The CSP representation assumes a fixed planning horizon (i.e., a fixed number of steps). To find a plan over any number of steps, the algorithm can be run for a horizon of $k=0$, $1$, $2$, … until a solution is found. For the stochastic local search algorithm, it is possible to search multiple horizons at once, searching for all horizons, $k$ from 0 to $n$, and allowing $n$ to vary slowly. When solving the CSP using arc consistency and domain splitting, it is sometimes possible to determine that trying a longer plan will not help. That is, by analyzing why no solution exists for a horizon of $n$ steps, it may be possible to show that there can be no plan for any length greater than $n$. This will enable the planner to halt when there is no plan. See Exercise 6.10.
So far we have assumed that actions are atomic and that an agent can only do one action at any time. For the CSP representation, it can be useful to describe the actions in terms of features – to have a factored representation of actions as well as a factored representation of states. The features representing actions are called action features and the features representing states are called state features. The action features can be considered as actions in themselves that are carried out in the same time step.
In this case, there can be an extra set of constraints called action constraints to specify which action features cannot co-occur. These are sometimes called mutual exclusion or mutex constraints.
Another way to model the actions of Example 6.1 is that, at each step, Rob gets to choose
whether it will pick up coffee – let $PUC$ be a Boolean variable that is true when Rob picks up coffee
whether it will deliver coffee – let $DelC$ be a Boolean variable that is true when Rob delivers coffee
whether it will pick up mail – let $PUM$ be a Boolean variable that is true when Rob picks up mail
whether it will deliver mail – let $DelM$ be a Boolean variable that is true when Rob delivers mail
whether it moves. Let $Move$ be a variable with domain $\{mc,mcc,nm\}$ that specifies whether Rob moves clockwise, moves counterclockwise, or does not move ($nm$ means “not move”).
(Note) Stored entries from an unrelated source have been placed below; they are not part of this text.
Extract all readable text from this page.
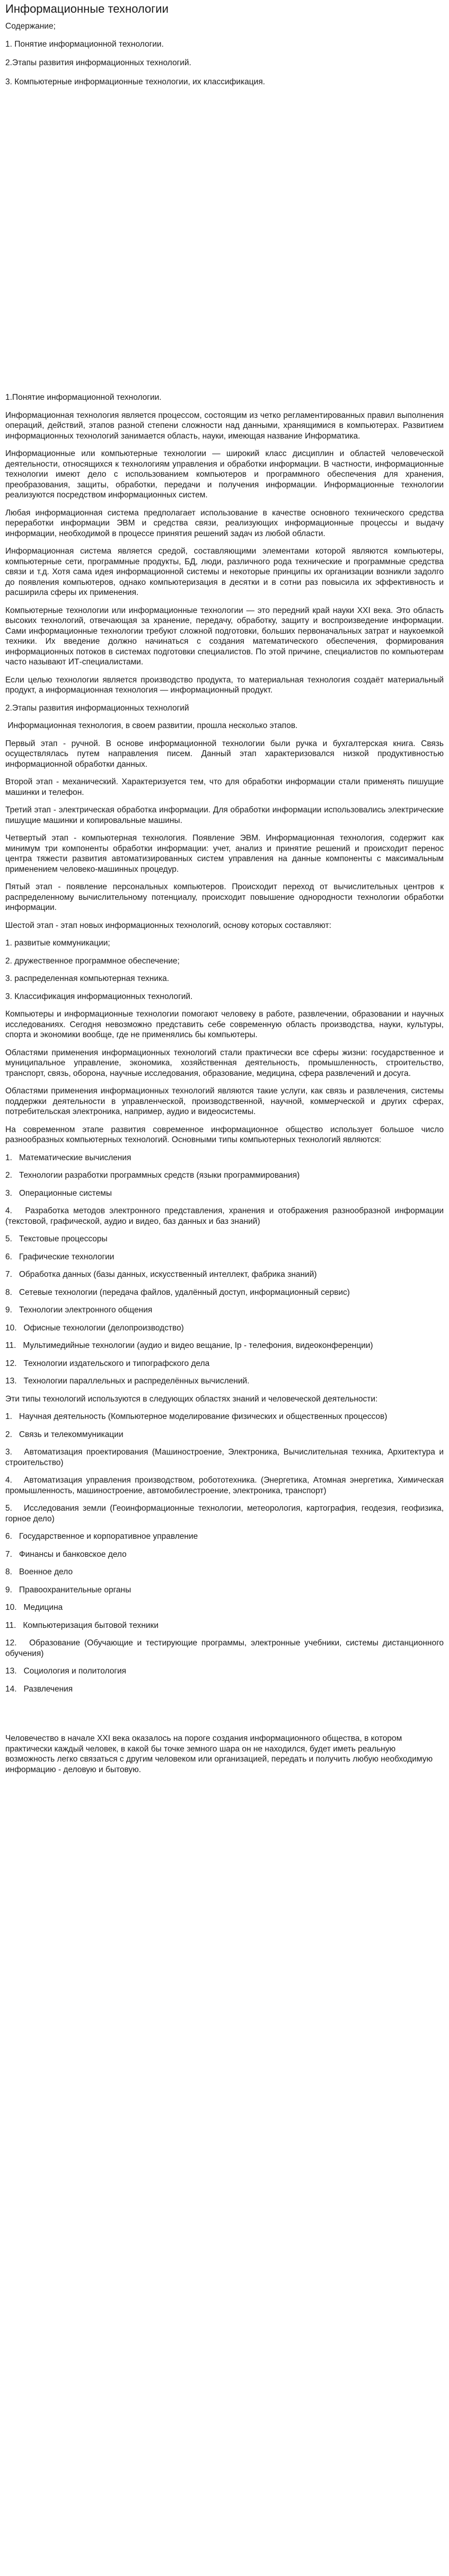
Информационные технологии

Содержание;

1. Понятие информационной технологии.

2.Этапы развития информационных технологий.

3. Компьютерные информационные технологии, их классификация.

1.Понятие информационной технологии.

Информационная технология является процессом, состоящим из четко регламентированных правил выполнения операций, действий, этапов разной степени сложности над данными, хранящимися в компьютерах. Развитием информационных технологий занимается область, науки, имеющая название Информатика.

Информационные или компьютерные технологии — широкий класс дисциплин и областей человеческой деятельности, относящихся к технологиям управления и обработки информации. В частности, информационные технологии имеют дело с использованием компьютеров и программного обеспечения для хранения, преобразования, защиты, обработки, передачи и получения информации. Информационные технологии реализуются посредством информационных систем.

Любая информационная система предполагает использование в качестве основного технического средства переработки информации ЭВМ и средства связи, реализующих информационные процессы и выдачу информации, необходимой в процессе принятия решений задач из любой области.

Информационная система является средой, составляющими элементами которой являются компьютеры, компьютерные сети, программные продукты, БД, люди, различного рода технические и программные средства связи и т.д. Хотя сама идея информационной системы и некоторые принципы их организации возникли задолго до появления компьютеров, однако компьютеризация в десятки и в сотни раз повысила их эффективность и расширила сферы их применения.

Компьютерные технологии или информационные технологии — это передний край науки XXI века. Это область высоких технологий, отвечающая за хранение, передачу, обработку, защиту и воспроизведение информации. Сами информационные технологии требуют сложной подготовки, больших первоначальных затрат и наукоемкой техники. Их введение должно начинаться с создания математического обеспечения, формирования информационных потоков в системах подготовки специалистов. По этой причине, специалистов по компьютерам часто называют ИТ-специалистами.

Если целью технологии является производство продукта, то материальная технология создаёт материальный продукт, а информационная технология — информационный продукт.

2.Этапы развития информационных технологий

Информационная технология, в своем развитии, прошла несколько этапов.

Первый этап - ручной. В основе информационной технологии были ручка и бухгалтерская книга. Связь осуществлялась путем направления писем. Данный этап характеризовался низкой продуктивностью информационной обработки данных.

Второй этап - механический. Характеризуется тем, что для обработки информации стали применять пишущие машинки и телефон.

Третий этап - электрическая обработка информации. Для обработки информации использовались электрические пишущие машинки и копировальные машины.

Четвертый этап - компьютерная технология. Появление ЭВМ. Информационная технология, содержит как минимум три компоненты обработки информации: учет, анализ и принятие решений и происходит перенос центра тяжести развития автоматизированных систем управления на данные компоненты с максимальным применением человеко-машинных процедур.

Пятый этап - появление персональных компьютеров. Происходит переход от вычислительных центров к распределенному вычислительному потенциалу, происходит повышение однородности технологии обработки информации.

Шестой этап - этап новых информационных технологий, основу которых составляют:

1. развитые коммуникации;

2. дружественное программное обеспечение;

3. распределенная компьютерная техника.

3. Классификация информационных технологий.

Компьютеры и информационные технологии помогают человеку в работе, развлечении, образовании и научных исследованиях. Сегодня невозможно представить себе современную область производства, науки, культуры, спорта и экономики вообще, где не применялись бы компьютеры.

Областями применения информационных технологий стали практически все сферы жизни: государственное и муниципальное управление, экономика, хозяйственная деятельность, промышленность, строительство, транспорт, связь, оборона, научные исследования, образование, медицина, сфера развлечений и досуга.

Областями применения информационных технологий являются такие услуги, как связь и развлечения, системы поддержки деятельности в управленческой, производственной, научной, коммерческой и других сферах, потребительская электроника, например, аудио и видеосистемы.

На современном этапе развития современное информационное общество использует большое число разнообразных компьютерных технологий. Основными типы компьютерных технологий являются:

1.   Математические вычисления

2.   Технологии разработки программных средств (языки программирования)

3.   Операционные системы

4.   Разработка методов электронного представления, хранения и отображения разнообразной информации (текстовой, графической, аудио и видео, баз данных и баз знаний)

5.   Текстовые процессоры

6.   Графические технологии

7.   Обработка данных (базы данных, искусственный интеллект, фабрика знаний)

8.   Сетевые технологии (передача файлов, удалённый доступ, информационный сервис)

9.   Технологии электронного общения

10.   Офисные технологии (делопроизводство)

11.   Мультимедийные технологии (аудио и видео вещание, Ip - телефония, видеоконференции)

12.   Технологии издательского и типографского дела

13.   Технологии параллельных и распределённых вычислений.

Эти типы технологий используются в следующих областях знаний и человеческой деятельности:

1.   Научная деятельность (Компьютерное моделирование физических и общественных процессов)

2.   Связь и телекоммуникации

3.   Автоматизация проектирования (Машиностроение, Электроника, Вычислительная техника, Архитектура и строительство)

4.   Автоматизация управления производством, робототехника. (Энергетика, Атомная энергетика, Химическая промышленность, машиностроение, автомобилестроение, электроника, транспорт)

5.   Исследования земли (Геоинформационные технологии, метеорология, картография, геодезия, геофизика, горное дело)

6.   Государственное и корпоративное управление

7.   Финансы и банковское дело

8.   Военное дело

9.   Правоохранительные органы

10.   Медицина

11.   Компьютеризация бытовой техники

12.   Образование (Обучающие и тестирующие программы, электронные учебники, системы дистанционного обучения)

13.   Социология и политология

14.   Развлечения

Человечество в начале XXI века оказалось на пороге создания информационного общества, в котором практически каждый человек, в какой бы точке земного шара он не находился, будет иметь реальную возможность легко связаться с другим человеком или организацией, передать и получить любую необходимую информацию - деловую и бытовую.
Thus the agent can be seen as doing more than one action in a single stage. For some of the actions at the same stage, the robot can do them in any order, such as delivering coffee and delivering mail. Some of the actions at the same stage need to be carried out in a particular order, for example, the agent must move after the other actions.
$RLo{c}_{i}$ – Rob’s location $RH{C}_{i}$ – Rob has coffee $SW{C}_{i}$ – Sam wants coffee $M{W}_{i}$ – Mail is waiting $RH{M}_{i}$ – Rob has mail $Mov{e}_{i}$ – Rob’s move action $PU{C}_{i}$ – Rob picks up coffee $DelC$ – Rob delivers coffee $PU{M}_{i}$ – Rob picks up mail $Del{M}_{i}$ – Rob delivers mail |
Consider finding a plan to get Sam coffee, where initially, Sam wants coffee but the robot does not have coffee. The initial state can be represented as two domain constraints: $SW{C}_{0}=true$ and $RH{C}_{0}=false$. The goal is that Sam no longer wants coffee, $SW{C}_{k}=false$.
With a planning horizon of 2, the CSP is shown in Figure 6.5. The goal is represented as the domain constraint $SW{C}_{2}=false$, there is a solution $RLo{c}_{0}=cs$ (the robot has to start in the coffee shop), $PU{C}_{0}=true$ (the robot has to pick up coffee initially), $Mov{e}_{0}=mc$ (the robot has to move to the office), and $D{C}_{1}=true$ (the robot has to deliver coffee at time 1).
Note that in the representation without factored actions, the problem cannot be solved with a horizon of 2; it requires a horizon of 3, as there are no concurrent actions.